Le AI hanno imparato a generare immagini che sembrano foto brutte
E sono quindi ancora più realistiche

Lo scorso novembre Google ha presentato Nano Banana Pro, l’ultima versione del suo modello di intelligenza artificiale in grado di generare immagini sulla base di descrizioni testuali. Fin da subito il modello ha colpito per il suo realismo e la sua precisione, anche nella generazione di fotografie.
Spesso, infatti, le fotografie generate dall’AI hanno un’estetica artificiale facilmente riconoscibile, con volti e superfici lisce e innaturali. Le immagini di Nano Banana Pro risultano più convincenti perché sembrano foto reali, con i loro difetti e limiti. In particolare, il modello replica le caratteristiche tipiche della fotografia da smartphone, basata su lenti e sensori non particolarmente avanzati, che producono foto con meno profondità e contrasto delle macchine fotografiche professionali.

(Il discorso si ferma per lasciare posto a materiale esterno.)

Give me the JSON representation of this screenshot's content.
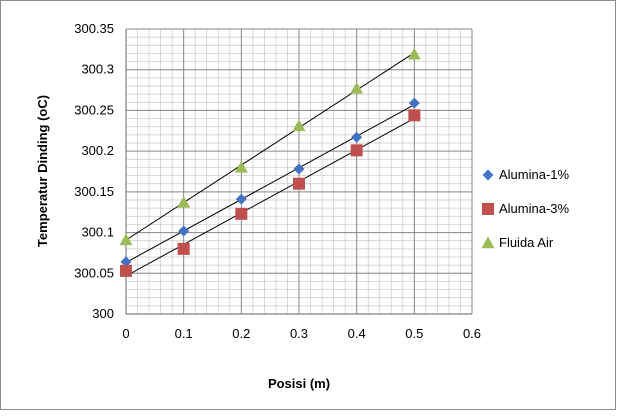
{
  "chart_data": {
    "type": "scatter",
    "title": "",
    "xlabel": "Posisi (m)",
    "ylabel": "Temperatur Dinding (oC)",
    "xlim": [
      0,
      0.6
    ],
    "ylim": [
      300,
      300.35
    ],
    "x_ticks": [
      "0",
      "0.1",
      "0.2",
      "0.3",
      "0.4",
      "0.5",
      "0.6"
    ],
    "y_ticks": [
      "300",
      "300.05",
      "300.1",
      "300.15",
      "300.2",
      "300.25",
      "300.3",
      "300.35"
    ],
    "grid": true,
    "legend_position": "right",
    "trendlines": true,
    "series": [
      {
        "name": "Alumina-1%",
        "marker": "diamond",
        "color": "#4472C4",
        "x": [
          0,
          0.1,
          0.2,
          0.3,
          0.4,
          0.5
        ],
        "y": [
          300.064,
          300.102,
          300.141,
          300.178,
          300.217,
          300.259
        ]
      },
      {
        "name": "Alumina-3%",
        "marker": "square",
        "color": "#C0504D",
        "x": [
          0,
          0.1,
          0.2,
          0.3,
          0.4,
          0.5
        ],
        "y": [
          300.053,
          300.08,
          300.123,
          300.16,
          300.201,
          300.244
        ]
      },
      {
        "name": "Fluida Air",
        "marker": "triangle",
        "color": "#9BBB59",
        "x": [
          0,
          0.1,
          0.2,
          0.3,
          0.4,
          0.5
        ],
        "y": [
          300.091,
          300.137,
          300.18,
          300.231,
          300.277,
          300.319
        ]
      }
    ]
  }
}
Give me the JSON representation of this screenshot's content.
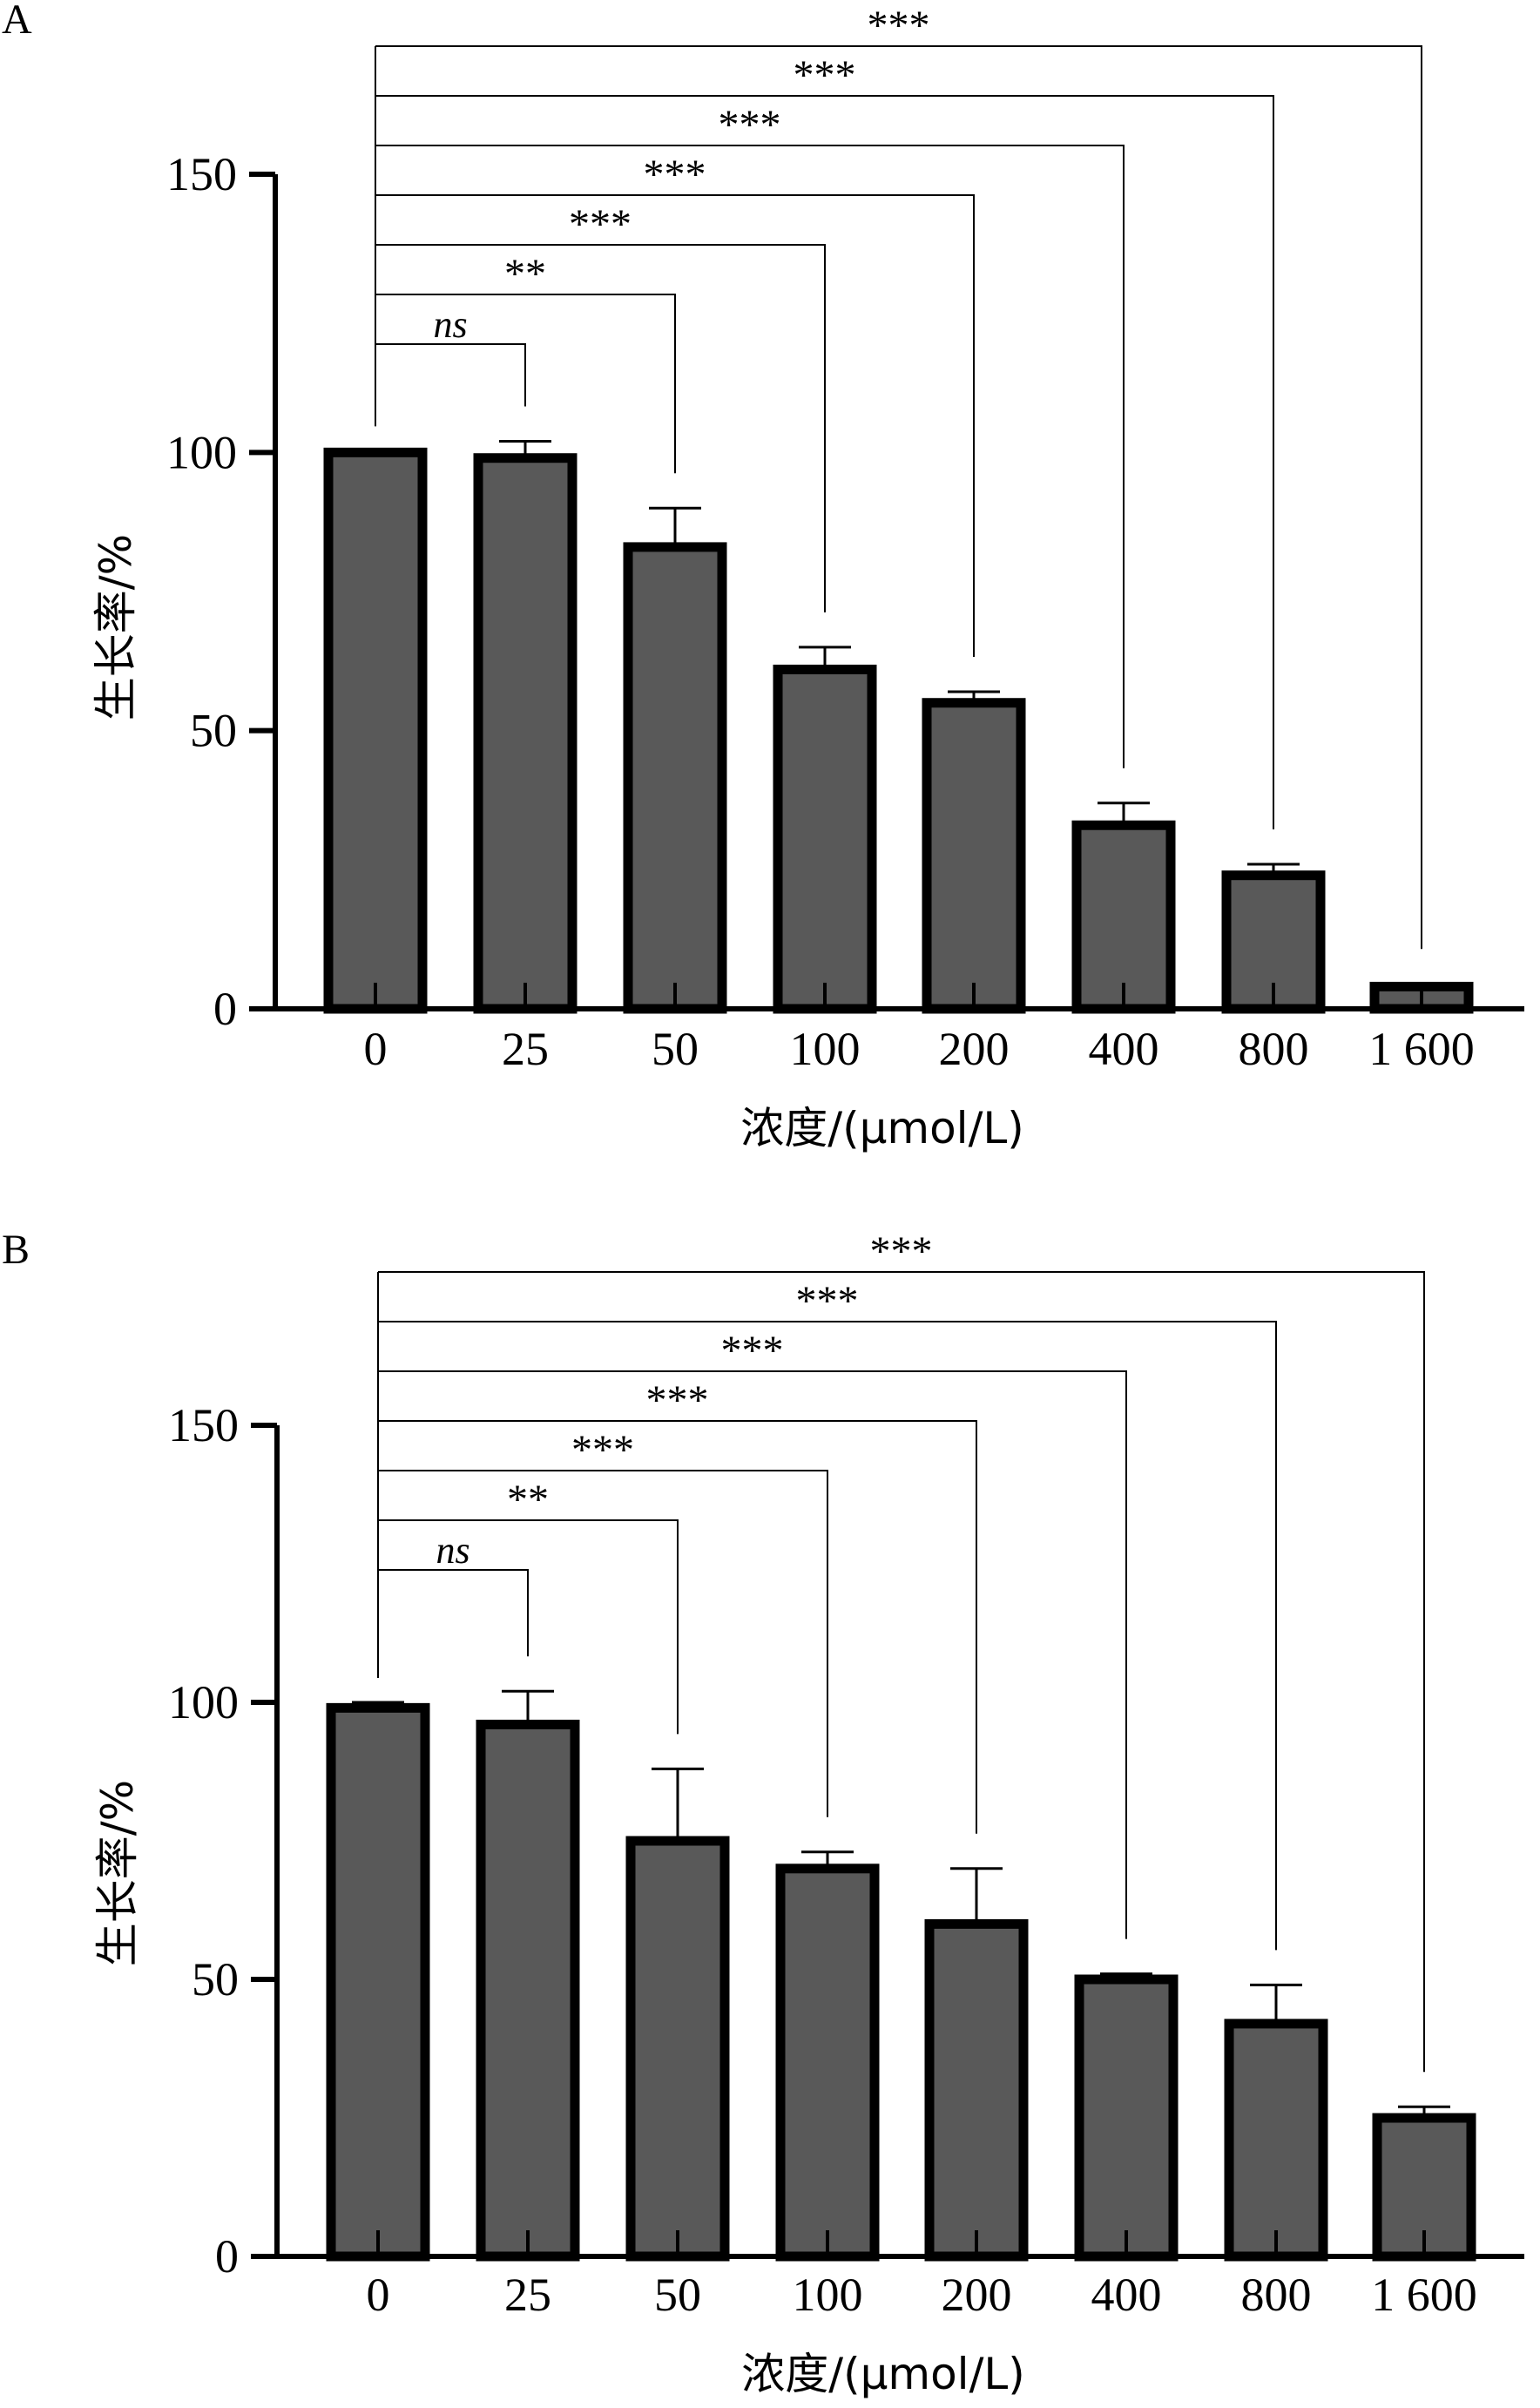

Il maggiore realismo raggiunto da Nano Banana Pro rappresenta ovviamente un potenziale problema, vista l’applicazione di tecnologie simili nella disinformazione e nelle truffe, ma rappresenta anche un notevole passo avanti per il settore.
Ci sono vari motivi per cui le fotografie sintetiche (ovvero generate con le AI) hanno solitamente un aspetto innaturale. Il primo è legato all’addestramento di questi programmi, che vengono sviluppati attraverso l’analisi di milioni di immagini di ogni tipo, molte delle quali provengono dal web, dove abbondano immagini stock e stilizzate, che hanno tipicamente un’estetica molto patinata.
Un altro è la tecnica con cui queste AI vengono addestrate, chiamata diffusione. Dopo aver sviluppato programmi in grado di riconoscere gli elementi di un’immagine, gli sviluppatori sottopongono loro dei contenuti corrotti digitalmente, cioè con pixel aggiuntivi che confondono il quadro generale, tipo l’effetto neve delle vecchie televisioni. Col tempo, il modello impara a riconoscere e a rimuovere questo “rumore” per ricostruire l’immagine sottostante; una volta imparato a farlo, il passo successivo è partire da puro rumore per generare un’immagine qualsiasi, che sarà quindi estremamente pulita.
Secondo Valentina Tanni, storica dell’arte e autrice di Antimacchine. Mancare di rispetto alla tecnologia, modelli come Nano Banana Pro stanno «attenuando l’effetto patinato e l’estetica iper-dettagliata, ossia le caratteristiche che tendiamo ad associare alle immagini fake, costruite, manipolate». La diffusione delle AI generative, infatti, ha già cambiato i criteri con cui determiniamo il realismo di una fotografia: «un’immagine imperfetta ci appare spesso molto più reale e autentica, perché allontana il sospetto della manipolazione».
Silvio Lorusso, scrittore e autore de Il designer senza qualità, concorda sul fatto che, in pochi anni, l’intelligenza artificiale abbia «completamente scardinato la nostra idea di realismo». Prima di queste tecnologie, infatti, per creare una foto ben fatta servivano luci, scene, macchine e personale di qualità, oltre che tempo; oggi, invece, questi modelli permettono di creare immagini di ogni tipo in pochi secondi.
Nano Banana Pro dimostra che c’è un’altra strada per aumentare il fotorealismo delle AI: non il perfezionamento anatomico del corpo umano (è noto che i modelli abbiano difficoltà a rendere correttamente le dita della mano, ad esempio) ma l’imitazione dei mezzi con cui le fotografie vengono scattate. Inclusi i loro difetti e le loro limitazioni tecniche, quali «bassa risoluzione, grana digitale, vignettatura, effetto occhi rossi, e così via», dice Lorusso.
Secondo Ben Sandofsky, co-fondatore dell’app fotografica Halide, «Google potrebbe aver aggirato la uncanny valley», ovvero quel sentimento di disgusto e inquietudine che si prova verso robot, macchine e bambole che sono realistiche, ma non del tutto.
Come spiega il sito The Verge, Google non è l’unica a offrire modelli in grado di farlo: anche Meta AI e il programma Adobe Firefly permettono di gestire «l’intensità visiva» delle immagini, rendendole meno lucide e più “imperfette”.
Lo stesso succede anche nella generazione di video. I due principali modelli del settore, Sora 2 di OpenAI e Veo 3 di Google, sono in grado di generare video sgranati e a bassa risoluzione, come fossero stati ripresi da dispositivi di scarsa qualità. Sono proprio questi i contenuti sintetici che più spesso vengono presi per veri dagli utenti, come dimostra il recente caso di un video virale che imitava le registrazioni delle fototrappole notturne per animali.